Write this on the top of your computer in permanent marker: EVERY BOOK I WRITE WILL BE THE FIRST BOOK OF MINE SOMEBODY READS. If a book has your name on the cover, readers are going to assume that when they’ve finished the book, they will know who you are as a writer. The decision to buy you again and recommend you to their friends is going to depend on That One Book. Sobering, huh? What scares me even more is that every book of mine may be the first romance somebody reads. There I am, responsible for the genre. And so are you. We all are.

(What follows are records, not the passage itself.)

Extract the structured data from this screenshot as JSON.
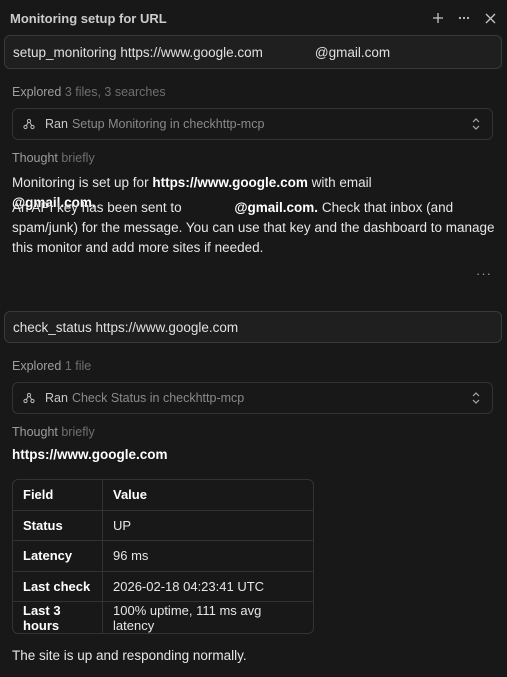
{
  "window": {
    "title": "Monitoring setup for URL"
  },
  "turn1": {
    "prompt_prefix": "setup_monitoring https://www.google.com",
    "prompt_suffix": "@gmail.com",
    "explored_label": "Explored",
    "explored_detail": "3 files, 3 searches",
    "tool": {
      "ran": "Ran",
      "name": "Setup Monitoring in checkhttp-mcp"
    },
    "thought_label": "Thought",
    "thought_detail": "briefly",
    "line1_a": "Monitoring is set up for ",
    "line1_url": "https://www.google.com",
    "line1_b": " with email ",
    "line1_email": "@gmail.com.",
    "line2_a": "An API key has been sent to ",
    "line2_email": "@gmail.com.",
    "line2_b": " Check that inbox (and spam/junk) for the message. You can use that key and the dashboard to manage this monitor and add more sites if needed.",
    "more": "···"
  },
  "turn2": {
    "prompt": "check_status https://www.google.com",
    "explored_label": "Explored",
    "explored_detail": "1 file",
    "tool": {
      "ran": "Ran",
      "name": "Check Status in checkhttp-mcp"
    },
    "thought_label": "Thought",
    "thought_detail": "briefly",
    "heading": "https://www.google.com",
    "table": {
      "headers": [
        "Field",
        "Value"
      ],
      "rows": [
        [
          "Status",
          "UP"
        ],
        [
          "Latency",
          "96 ms"
        ],
        [
          "Last check",
          "2026-02-18 04:23:41 UTC"
        ],
        [
          "Last 3 hours",
          "100% uptime, 111 ms avg latency"
        ]
      ]
    },
    "conclusion": "The site is up and responding normally."
  },
  "icons": [
    "plus-icon",
    "more-icon",
    "close-icon",
    "tool-icon",
    "chevron-updown-icon"
  ]
}
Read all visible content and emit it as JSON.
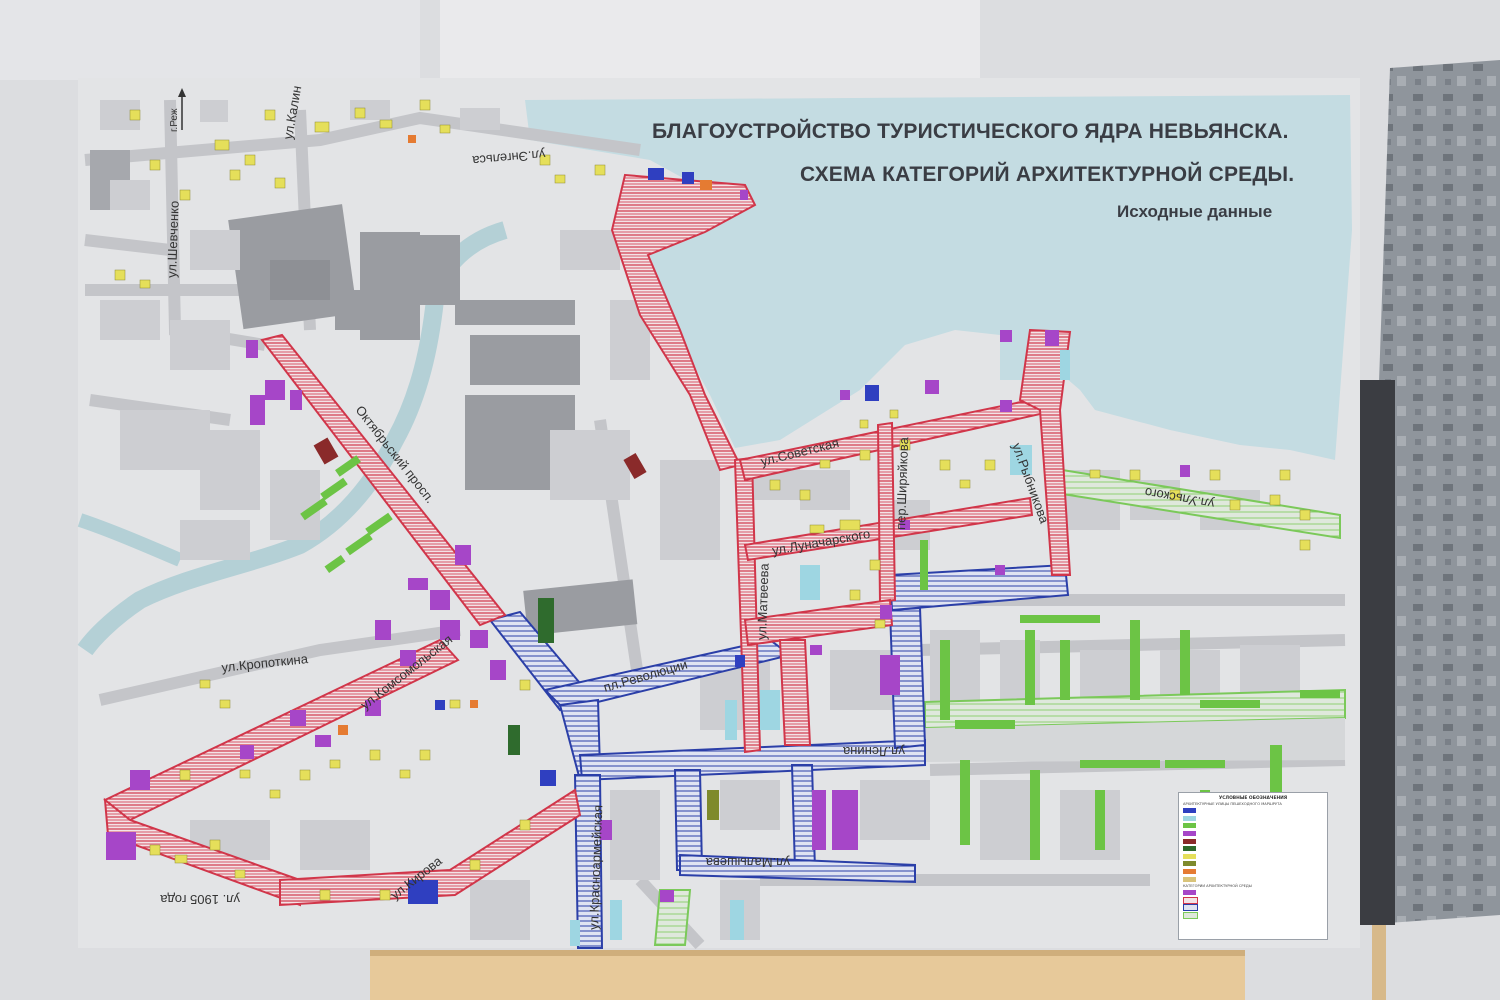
{
  "titles": {
    "line1": "БЛАГОУСТРОЙСТВО ТУРИСТИЧЕСКОГО ЯДРА НЕВЬЯНСКА.",
    "line2": "СХЕМА КАТЕГОРИЙ АРХИТЕКТУРНОЙ СРЕДЫ.",
    "line3": "Исходные данные"
  },
  "streets": {
    "shevchenko": "ул.Шевченко",
    "kalinina": "ул.Калин",
    "engelsa": "ул.Энгельса",
    "rezh": "г.Реж",
    "oktyabrsky": "Октябрьский просп.",
    "kropotkina": "ул.Кропоткина",
    "komsomolskaya": "ул.Комсомольская",
    "kirova": "ул.Кирова",
    "goda1905": "ул. 1905 года",
    "krasnoarmeyskaya": "ул.Красноармейская",
    "revolyutsii": "пл.Революции",
    "matveeva": "ул.Матвеева",
    "sovetskaya": "ул.Советская",
    "lunacharskogo": "ул.Луначарского",
    "shiryaikova": "пер.Ширяйкова",
    "lenina": "ул.Ленина",
    "malysheva": "ул.Малышева",
    "chapaeva": "ул.Рыбникова",
    "dzerzhinskogo": "ул.Дзержинского",
    "ulitskogo": "ул.Ульского"
  },
  "legend": {
    "title": "УСЛОВНЫЕ ОБОЗНАЧЕНИЯ",
    "section1": "АРХИТЕКТУРНЫЕ УЛИЦЫ ПЕШЕХОДНОГО МАРШРУТА",
    "section2": "КАТЕГОРИИ АРХИТЕКТУРНОЙ СРЕДЫ"
  },
  "colors": {
    "water": "#c4dce2",
    "paper": "#e2e3e5",
    "road": "#c7c8cb",
    "red_route": "#d1364a",
    "blue_route": "#2b3fa8",
    "green_route": "#7bc95a",
    "yellow_bldg": "#e5df5a",
    "purple_bldg": "#a646c8",
    "green_bldg": "#6cc445"
  },
  "icons": [
    "north-arrow-icon"
  ]
}
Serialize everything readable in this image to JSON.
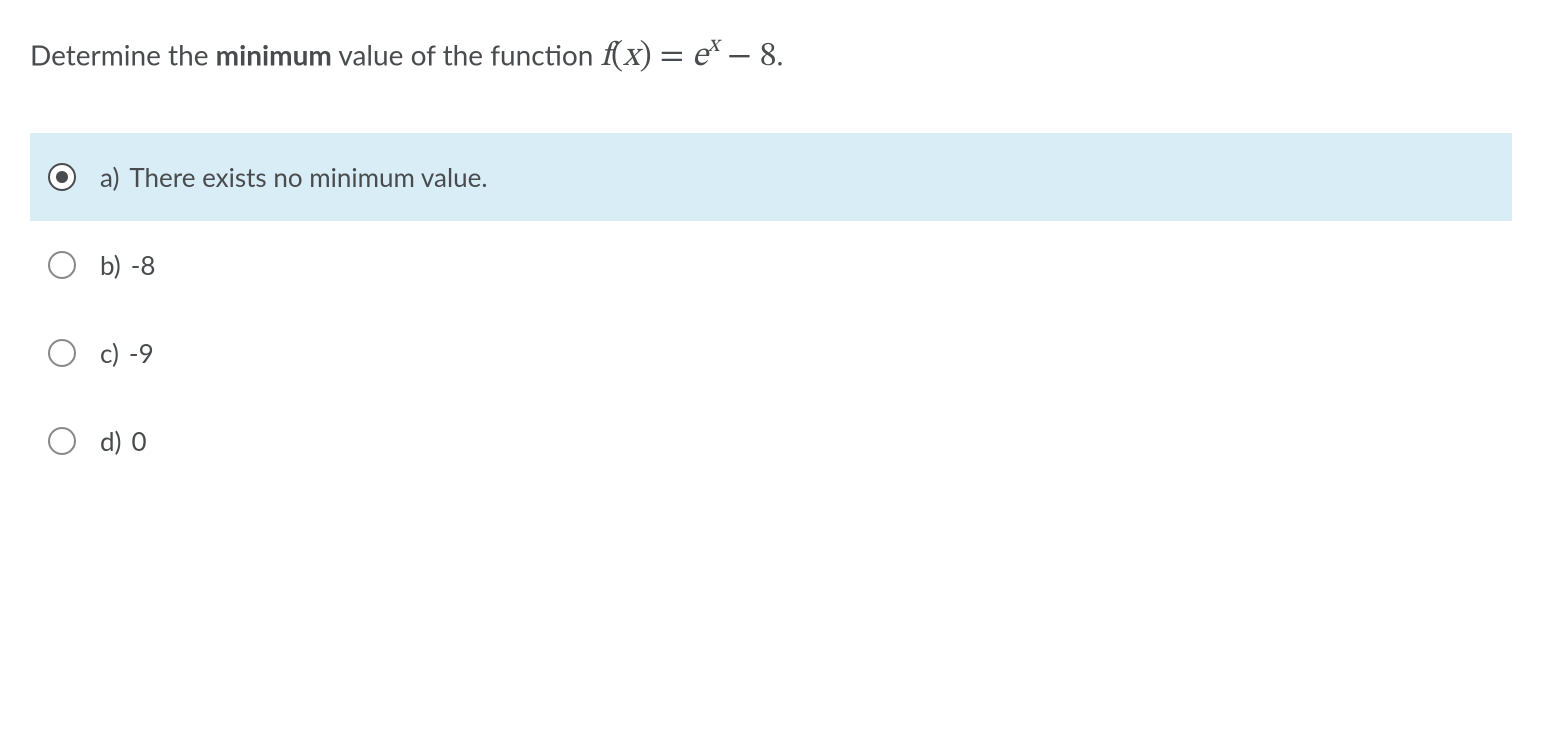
{
  "question": {
    "prefix": "Determine the ",
    "emphasis": "minimum",
    "middle": " value of the function ",
    "math_f": "f",
    "math_x": "x",
    "math_e": "e",
    "math_exp": "x",
    "math_const": "8",
    "suffix": "."
  },
  "options": [
    {
      "letter": "a)",
      "text": "There exists no minimum value.",
      "selected": true
    },
    {
      "letter": "b)",
      "text": "-8",
      "selected": false
    },
    {
      "letter": "c)",
      "text": "-9",
      "selected": false
    },
    {
      "letter": "d)",
      "text": "0",
      "selected": false
    }
  ]
}
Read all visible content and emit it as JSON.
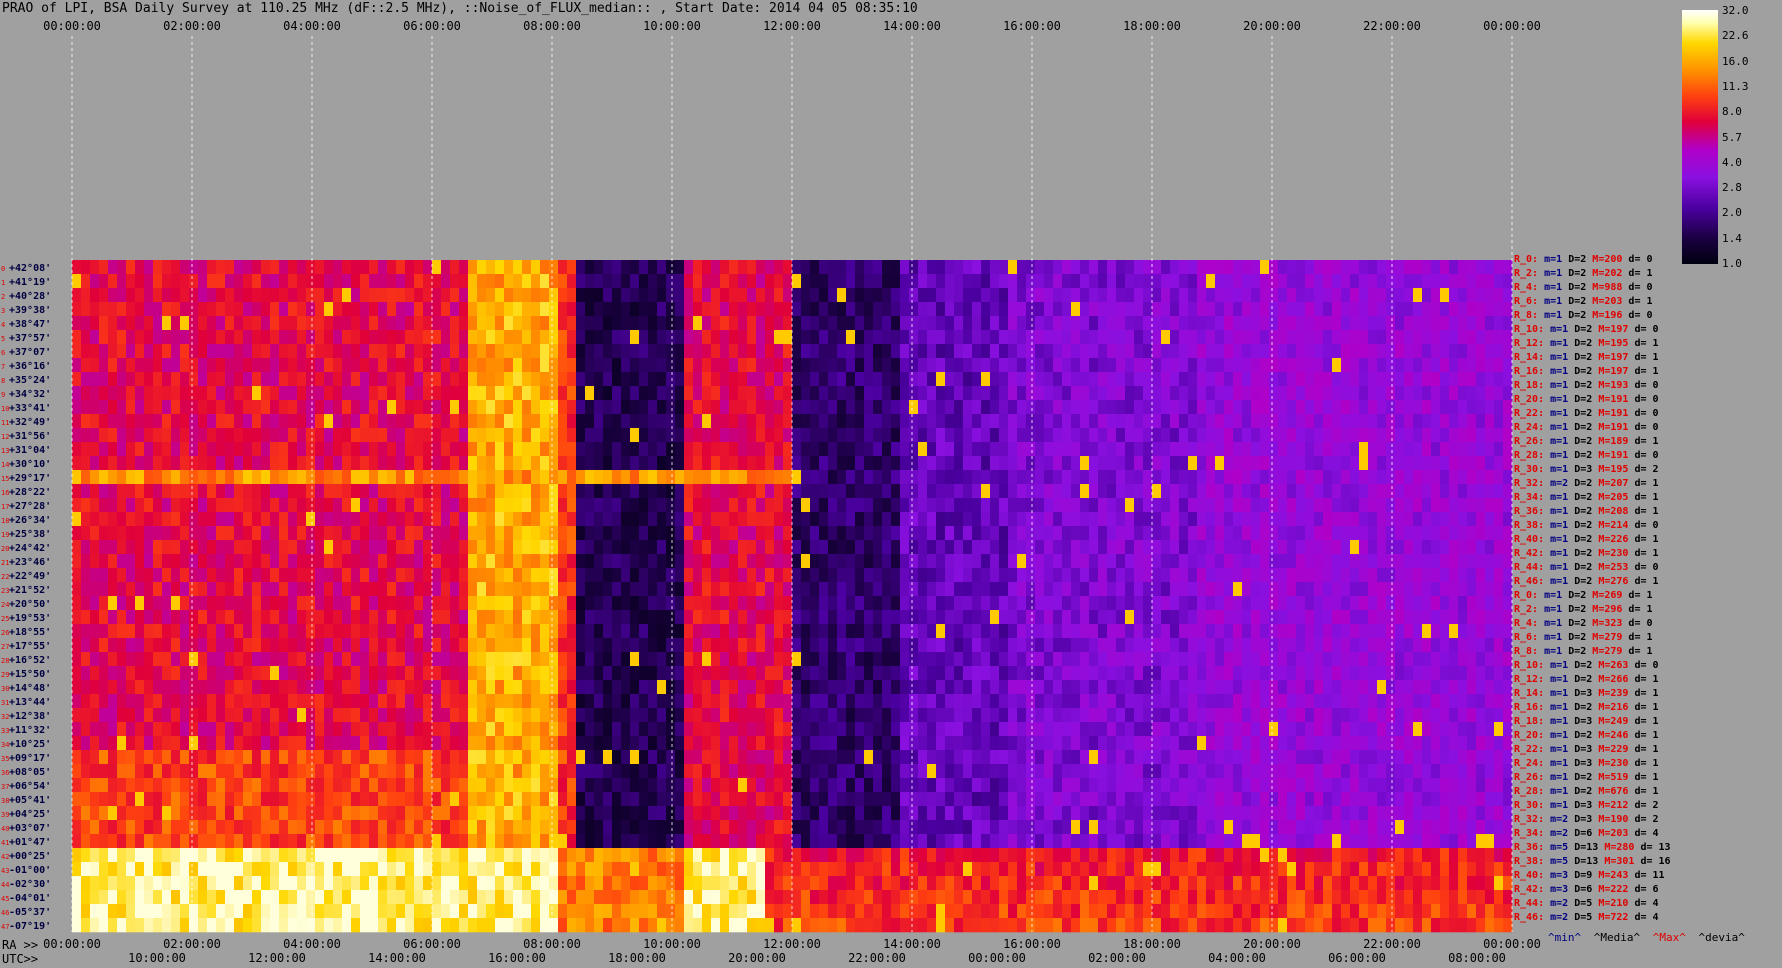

Category is an elegant, exacting, exciting form of fiction. It requires precise pacing, tight plotting, and exquisitely brief characterizations. It is truly as fine a form for fiction as the sonnet is for poetry. It deserves publishers who treat it as if it were fiction and not soup (and it really deserves publishers who keep it on the shelves longer than a month and who give it decent marketing support). It deserves editors who recognize that category readers are not stupid and that category writers should be left to discover their own visions within the constraints of the line (and the constraints should not include subject matter). But most of all it deserves writers who respect their readers, who honor and protect their work, and who write the very best books they can every time.
Anything less, and we deserve the moat ducks.